想要帮助:如何设计我的网页,从数据库中排序数据?

I apologize in advance for the long question. I am designing a webpage for a DNA research lab and I am stuck on one particular point. The webpage accesses a single MySQL database, but the database contains dozens of tables. Each table corresponds to one experiment. The tables each follow the same general format: one column lists DNA gene names and the next column displays the amount of the DNA gene present. However, each table contains a different set of genes (the genes in one experiment aren't always the same as from another experiment).

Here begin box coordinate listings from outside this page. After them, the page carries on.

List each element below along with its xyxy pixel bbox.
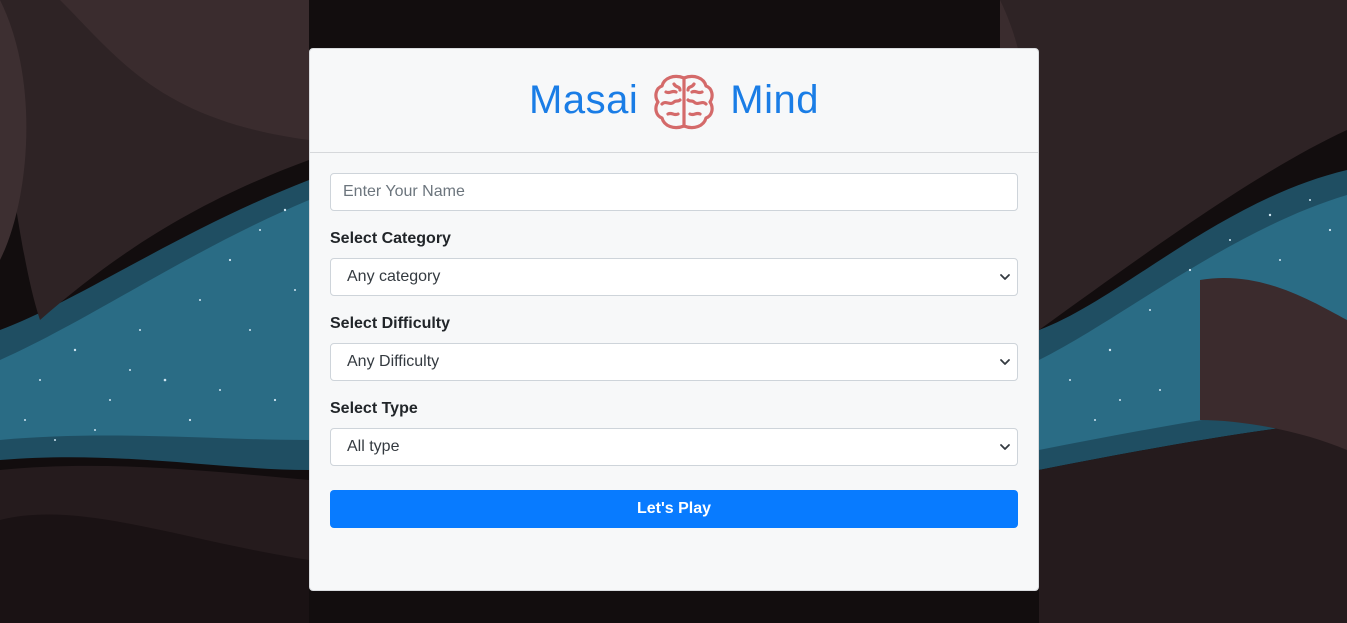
- background-tile-right: [1000, 0, 1347, 623]
- type-label: Select Type: [330, 400, 418, 417]
- difficulty-label: Select Difficulty: [330, 315, 451, 332]
- difficulty-select-value: Any Difficulty: [347, 353, 440, 370]
- type-select[interactable]: All type: [330, 428, 1018, 466]
- quiz-setup-card: Masai Mind Selec: [309, 48, 1039, 591]
- card-header: Masai Mind: [310, 49, 1038, 153]
- category-select[interactable]: Any category: [330, 258, 1018, 296]
- category-label: Select Category: [330, 230, 451, 247]
- brand-title-left: Masai: [529, 78, 639, 122]
- type-select-value: All type: [347, 438, 400, 455]
- chevron-down-icon: [1000, 359, 1010, 365]
- difficulty-select[interactable]: Any Difficulty: [330, 343, 1018, 381]
- brand-title-right: Mind: [730, 78, 819, 122]
- quiz-setup-form: Select Category Any category Select Diff…: [310, 153, 1038, 528]
- name-input[interactable]: [330, 173, 1018, 211]
- chevron-down-icon: [1000, 444, 1010, 450]
- chevron-down-icon: [1000, 274, 1010, 280]
- brain-icon: [652, 70, 716, 134]
- category-select-value: Any category: [347, 268, 441, 285]
- lets-play-button[interactable]: Let's Play: [330, 490, 1018, 528]
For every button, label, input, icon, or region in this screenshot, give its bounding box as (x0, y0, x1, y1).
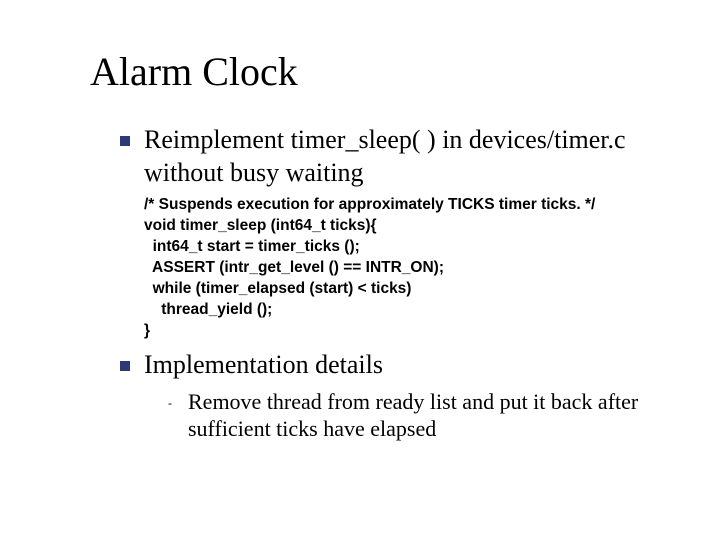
square-bullet-icon (120, 136, 130, 146)
bullet-item-reimplement: Reimplement timer_sleep( ) in devices/ti… (120, 124, 670, 189)
sub-bullet-remove-thread: - Remove thread from ready list and put … (168, 388, 670, 443)
sub-bullet-text: Remove thread from ready list and put it… (188, 388, 670, 443)
slide: Alarm Clock Reimplement timer_sleep( ) i… (0, 0, 720, 540)
bullet-item-impl-details: Implementation details (120, 349, 670, 382)
slide-title: Alarm Clock (90, 50, 670, 94)
code-block: /* Suspends execution for approximately … (144, 195, 670, 341)
bullet-text: Reimplement timer_sleep( ) in devices/ti… (144, 124, 670, 189)
square-bullet-icon (120, 361, 130, 371)
dash-icon: - (168, 396, 172, 410)
bullet-text: Implementation details (144, 349, 383, 382)
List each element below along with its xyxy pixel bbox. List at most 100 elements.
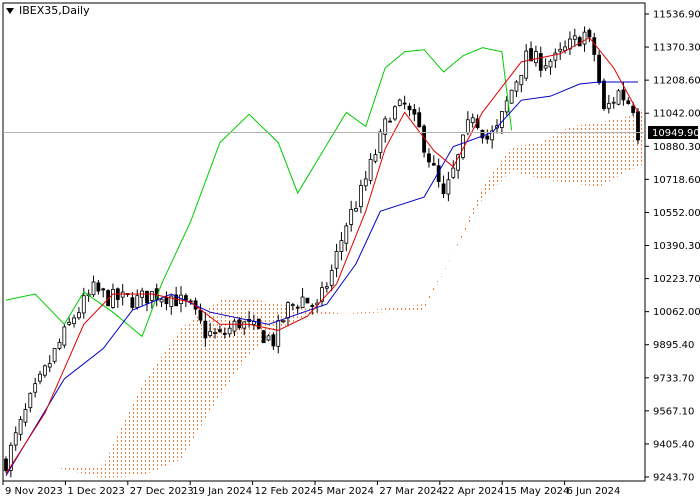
candle-body xyxy=(451,167,456,178)
candle xyxy=(4,456,8,473)
candle-body xyxy=(149,291,154,301)
candle xyxy=(28,392,33,413)
candle-body xyxy=(159,298,164,303)
y-tick-label: 11536.90 xyxy=(653,10,700,21)
y-tick-label: 10880.30 xyxy=(653,142,700,153)
candle-body xyxy=(611,101,616,104)
candle-body xyxy=(383,118,388,135)
chart-area: 11536.90 11370.30 11208.60 11042.00 10880.30… xyxy=(0,0,700,500)
candle-body xyxy=(91,281,96,296)
candle-body xyxy=(373,154,378,162)
candle-body xyxy=(300,296,305,308)
candle xyxy=(111,283,115,309)
current-price-label-text: 10949.90 xyxy=(652,128,700,139)
candle-body xyxy=(402,102,407,105)
candle xyxy=(407,103,412,117)
candle xyxy=(8,442,13,478)
candle-body xyxy=(164,297,169,305)
candle-body xyxy=(276,320,281,347)
candle-body xyxy=(62,326,67,346)
candle-body xyxy=(295,306,300,309)
candle-body xyxy=(18,419,23,435)
candle-body xyxy=(397,99,402,106)
candle-body xyxy=(145,290,149,304)
candle xyxy=(256,318,261,330)
candle xyxy=(393,105,397,121)
candle xyxy=(582,26,587,52)
candle xyxy=(427,148,431,168)
candle-body xyxy=(388,120,392,123)
candle xyxy=(164,291,169,311)
candle-body xyxy=(597,54,602,84)
candle xyxy=(42,364,47,378)
candle xyxy=(509,89,514,104)
candle xyxy=(465,111,470,136)
candle xyxy=(96,279,101,295)
candle-body xyxy=(57,341,62,349)
candle xyxy=(543,58,548,72)
candle xyxy=(534,45,538,67)
candle-body xyxy=(602,80,606,110)
candle-body xyxy=(198,309,203,321)
candle xyxy=(485,129,490,144)
candle-body xyxy=(232,320,237,332)
candle-body xyxy=(606,103,611,109)
symbol-header[interactable]: IBEX35,Daily xyxy=(6,4,90,17)
candle-body xyxy=(67,321,72,325)
candle-body xyxy=(417,112,422,128)
candle-body xyxy=(616,90,621,105)
candle-body xyxy=(52,348,57,362)
candle xyxy=(529,41,533,62)
candle-body xyxy=(23,409,28,423)
candle xyxy=(577,35,582,47)
candle-body xyxy=(509,89,514,104)
candle xyxy=(300,288,305,309)
symbol-title: IBEX35,Daily xyxy=(19,4,90,17)
candle-body xyxy=(524,50,529,79)
candle xyxy=(140,287,145,306)
candle xyxy=(441,175,446,199)
candle-body xyxy=(354,208,358,212)
candle xyxy=(334,243,339,278)
candle xyxy=(553,48,558,69)
candle-body xyxy=(514,81,519,92)
candle-body xyxy=(621,89,626,101)
y-tick-label: 10223.70 xyxy=(653,274,700,285)
candle xyxy=(451,160,456,180)
candle-body xyxy=(587,29,592,38)
candle xyxy=(397,98,402,107)
candle xyxy=(606,94,611,114)
candle xyxy=(373,149,378,164)
x-tick-label: 5 Mar 2024 xyxy=(317,486,374,497)
candle xyxy=(120,284,125,306)
candle-body xyxy=(441,183,446,194)
candle-body xyxy=(324,286,329,289)
candle xyxy=(344,222,349,252)
candle-body xyxy=(431,163,436,166)
candle-body xyxy=(334,251,339,269)
candle xyxy=(548,58,553,75)
candle-body xyxy=(96,282,101,292)
candle-body xyxy=(101,288,106,291)
candle-body xyxy=(111,288,115,308)
candle-body xyxy=(368,158,373,181)
dropdown-triangle-icon[interactable] xyxy=(6,7,14,14)
candle xyxy=(324,282,329,293)
candle-body xyxy=(290,304,295,307)
candle xyxy=(47,355,52,373)
kijun-sen-line xyxy=(5,81,638,476)
candle xyxy=(101,287,106,298)
candle xyxy=(18,416,23,441)
x-tick-label: 22 Apr 2024 xyxy=(442,486,504,497)
candle-body xyxy=(393,106,397,120)
y-tick-label: 10390.30 xyxy=(653,241,700,252)
candle xyxy=(349,200,354,232)
candle-body xyxy=(72,317,76,325)
candle-body xyxy=(208,330,213,337)
candle-body xyxy=(42,365,47,376)
candle xyxy=(626,97,631,105)
candle xyxy=(470,113,475,128)
candle xyxy=(305,297,310,304)
candle xyxy=(388,117,392,123)
candle-body xyxy=(572,35,577,40)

At this point, I want the user to input which gene he is interested in and then the webpage will display which experiments have data for that gene. Basically, I need to figure out which MySQL tables in the database have the data that I want.

The way I see it, I need to cycle through each table in the MySQL database and do a SELECT WHERE query on each table. If it returns something, it is a table that I want and I will add the table name to an array. If not, I just move on to the next table.

What is the best way to do this and what languages do I need? I will use HTML and PHP for the webpage and MySQL for the database queries. However, what can I use to cycle through the tables? I was thinking javascript or ASP?

It sounds like you may need to redesign your database? I think you only need one table, and the "gene set" that is currently distinguishing tables should be a non-unique key on that table.

Then, you should be able to query that single table WHERE the gene set equals the set you are looking for...

Since you are planning to use PHP then that is a good choice for performing the logic that you need.

Do you have control over the structure of the database? If you do, it may be easier to restructure the database itself to support the types of queries that you need. For instance, you can have a single table listing the experiments, another table listing the genes, and a third table connecting the experiment to the gene and the other data that goes with it. This would avoid all the searching through tables for data that you have to do. The advantage would then be that as more experiments are added the application would continue to work without modifying the PHP code.

Let's assume that you can't change your database structure. You can get a list of all of the tables in your database using the query:

SHOW TABLES

Next, you need to know which tables are for experiments you care about. You'll probably have to do some kind of string matching -- hopefully they have names that start with "experiment_" or something.

Then you just run a SELECT statement looking for that gene in the table. Finally, you somehow map the experiment names to the table names, and display those experiment names. The code would be something like:

$result = mysql_query("show tables");

$tables = array();

while ($row = mysql_fetch_array($result)) {
   // Determine whether this is an experiment table.
   if (preg_match("/^experiment_/", $row[0])) {
       $tables[] = $row[0];
   }
}

$tables_with_gene = array();

// As you can see, every search runs bunches of queries.
foreach ($tables as $table_name) {
    $result = mysql_query("select gene_name from $table where gene_name = '$gene_name'");

    if (mysql_num_rows($result)) {
        $tables_with_gene[] = $table_name;
    }
}

// Now you look up the experiment names
$experiment_names = array();

foreach ($tables_with_gene as $table_name) {
    $result = mysql_query("select experiment_name from experiments where table_name = '$table_name'");
    while ($row = mysql_fetch_array($result)) {
        $experiment_names[] = $row[0];
    }

 }

At the end of all this, $experiment_names has a list of the experiments that include the gene in question.

Note that if the gene name is user input you'll want to sanitize it first to avoid SQL injection.

But yeah, you probably want one table that looks like:

experiment_id
gene_name
gene_frequency

Then you could do it all with one query:

SELECT e.experiment_name FROM experiment_data d JOIN experiments e 
ON d.experiment_id = e.id
WHERE d.gene_name = 'your gene name'

You should really consider that redesign people have mentioned if at all possible. Your data format has some real problems. If it were not done this way you wouldn't have this problem. 28000 records is quite small in database terms and it doesn't matter if the gene is involved in more than one experiment. That's really the whole point of multiple fields in databases. They are meant to work with data of exactly that type. You just need another field denoting which experiment the data in the amount column refers to.

So rather than....

-----------------
| Gene | Amount |
-----------------
| abc  |   123  |
| xyz  |   789  |
-----------------

You have:

------------------------------
| Experiment | Gene | Amount |
------------------------------
|     ex1    | abc  |   123  |
|     ex2    | abc  |   456  |
|     ex2    | xyz  |   789  |
|     ex1    | xyz  |   058  |
------------------------------

etc, etc, etc

Then if you need to see just the data from ex1 it's:

SELECT *
FROM tblGeneData
WHERE Experiment = "ex1"

That query will give you the same results as:

SELECT *
FROM tblExperiment1

This is how relational databases are meant to work. They are not generally meant to keep the same type of data in two different tables just because there is a differentiating property.

EDIT:

I feel the need to also point out that you would generally also want an additional field to use as a unique key for the table. I would add an additional field called "Id" to the table and make it autonumber. You could use a compound key made up of your data but the generally accepted "best practice" is to have a separate unique key field that is meaningless outside the context of the inner workings of the database. This field would be used as the primary key for the table.